Tutti gli imputati al processo per il crac del Credito Cooperativo Fiorentino sono stati assolti dal collegio dall’accusa di associazione a delinquere. Il deputato di Ala Massimo Parisi è stato condannato a due anni e sei mesi  a conclusione del processo per il crac del Credito cooperativo fiorentino. Per il parlamentare, uno dei più stretti collaboratori di Denis Verdini, i pm avevano chiesto una condanna a sei anni.

Quasi una settimana di camera di Consiglio. Sei giorni in cui i giudici del collegio del Tribunale di Firenze hanno passato al setaccio le posizioni dei 45 imputati, di cui 43 persone e 2 società, protagonisti di 70 udienze e di oltre 3.600 pagine processuali. Sono alcuni dei numeri del processo per il crac dell’ex Credito cooperativo fiorentino (Ccf), la banca che Denis Verdini ha guidato dal 1990 al 2010, fallita nel 2012.

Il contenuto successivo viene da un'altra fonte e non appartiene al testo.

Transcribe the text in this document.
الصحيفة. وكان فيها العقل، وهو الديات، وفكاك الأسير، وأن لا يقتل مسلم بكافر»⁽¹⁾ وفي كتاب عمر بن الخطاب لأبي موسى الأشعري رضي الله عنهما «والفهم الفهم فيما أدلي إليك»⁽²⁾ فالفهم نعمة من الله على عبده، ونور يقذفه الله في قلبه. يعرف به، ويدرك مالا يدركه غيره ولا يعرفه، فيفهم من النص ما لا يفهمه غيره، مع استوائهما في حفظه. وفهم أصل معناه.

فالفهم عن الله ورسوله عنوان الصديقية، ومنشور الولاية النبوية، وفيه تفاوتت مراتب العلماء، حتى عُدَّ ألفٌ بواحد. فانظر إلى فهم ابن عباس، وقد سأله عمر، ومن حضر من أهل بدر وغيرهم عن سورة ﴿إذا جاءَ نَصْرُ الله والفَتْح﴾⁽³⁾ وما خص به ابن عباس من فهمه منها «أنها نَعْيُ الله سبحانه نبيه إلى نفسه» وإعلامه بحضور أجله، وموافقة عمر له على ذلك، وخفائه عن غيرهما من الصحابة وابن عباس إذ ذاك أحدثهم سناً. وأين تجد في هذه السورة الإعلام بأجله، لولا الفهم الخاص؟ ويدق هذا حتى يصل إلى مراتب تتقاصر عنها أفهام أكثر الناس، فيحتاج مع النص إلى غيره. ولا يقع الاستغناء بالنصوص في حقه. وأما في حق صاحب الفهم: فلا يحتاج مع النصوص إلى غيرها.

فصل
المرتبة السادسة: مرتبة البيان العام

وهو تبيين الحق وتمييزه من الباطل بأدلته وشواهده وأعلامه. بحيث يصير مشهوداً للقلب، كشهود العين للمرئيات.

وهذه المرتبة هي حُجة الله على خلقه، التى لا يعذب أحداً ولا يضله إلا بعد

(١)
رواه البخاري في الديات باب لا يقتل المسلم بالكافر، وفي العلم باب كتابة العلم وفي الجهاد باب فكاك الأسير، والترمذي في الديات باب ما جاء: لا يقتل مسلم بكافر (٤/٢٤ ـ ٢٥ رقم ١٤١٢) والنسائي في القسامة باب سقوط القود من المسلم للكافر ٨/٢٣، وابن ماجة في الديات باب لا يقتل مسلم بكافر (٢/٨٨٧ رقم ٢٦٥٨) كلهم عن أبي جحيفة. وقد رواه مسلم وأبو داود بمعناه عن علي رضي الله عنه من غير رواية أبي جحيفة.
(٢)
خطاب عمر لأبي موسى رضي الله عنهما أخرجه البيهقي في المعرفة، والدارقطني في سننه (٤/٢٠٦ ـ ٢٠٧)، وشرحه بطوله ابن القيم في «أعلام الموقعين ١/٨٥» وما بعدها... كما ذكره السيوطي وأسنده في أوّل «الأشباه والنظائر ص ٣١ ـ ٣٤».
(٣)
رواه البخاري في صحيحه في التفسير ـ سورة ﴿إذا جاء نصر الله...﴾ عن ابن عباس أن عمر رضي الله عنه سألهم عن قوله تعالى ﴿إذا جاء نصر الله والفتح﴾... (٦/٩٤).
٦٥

Il senatore di Ala, come quasi tutti gli altri accusati, dovevano rispondere, a vario titolo, di associazione a delinquere, bancarotta fraudolenta, appropriazione indebita, truffa e irregolarità rispetto alle normative bancarie. Tra gli imputati anche il collega di partito Massimo Parisi e i costruttori Riccardo Fusi e Roberto Bartolomei verso le cui società la banca si era, secondo l’accusa, eccessivamente esposta. Imputati anche membri dei cda della banca e sindaci revisori.

Secondo l’accusa, la banca aveva erogato decine di finanziamenti a società riconducibili a interessi di Riccardo Fusi (già condannato per l’inchiesta sulla cricca degli appalti, capitolo Scuola Marescialli di Firenze), Roberto Bartolomei e altri imputati su contratti preliminari basati su operazioni fittizie o comunque viziati da irregolarità di vario tipo. Un sistema che nel tempo avrebbe favorito una galassia di società – alcune fallite – contribuendo a svuotare il patrimonio del centenario istituto di credito.

Nel processo i pm evidenziarono anche presunte carenze nei controlli della governance della banca, con mancate verifiche di operazioni quanto meno incaute o comunque estranee alla prassi del sistema creditizio. Al crac era stato collegato pure il complesso meccanismo ideato per accedere senza averne diritto – sulla base di una sorta di fatturazione circolare tra le varie società per prestazioni e servizi – ai contributi per l’editoria di alcune testate locali.

 

Lo Stato «rivuole» circa 42 milioni per i contributi erogati, comprensivi di interessi. La Banca senese chiede 48 milioni agli imprenditori Fusi e Bartolomei che beneficiarono di prestiti da un pool di istituti per la ristrutturazione dei debiti delle loro aziende.

Giornali che erano amministrati da un altro imputato «politico», il deputato di Ala Massimo Parisi, per il quale l’avvocato Francesco Sisto ha cercato di dimostrare l’estraneità alle contestazioni ma soprattutto che le cooperative «fittizie» che editavano i giornali erano invece «vere, davano occupazione e sfornavano un prodotto di qualità fatto con giornalisti regolarmente contrattualizzati».

Interventi accorati anche quelli degli avvocati Sandro Traversi e Sara Gennai in difesa dell’ex imprenditore della Btp, Riccardo Fusi, e di Gianluca Gambogi e Alice Pucci per dimostrare l’innocenza dell’ex socio di Fusi, Roberto Bartolomei.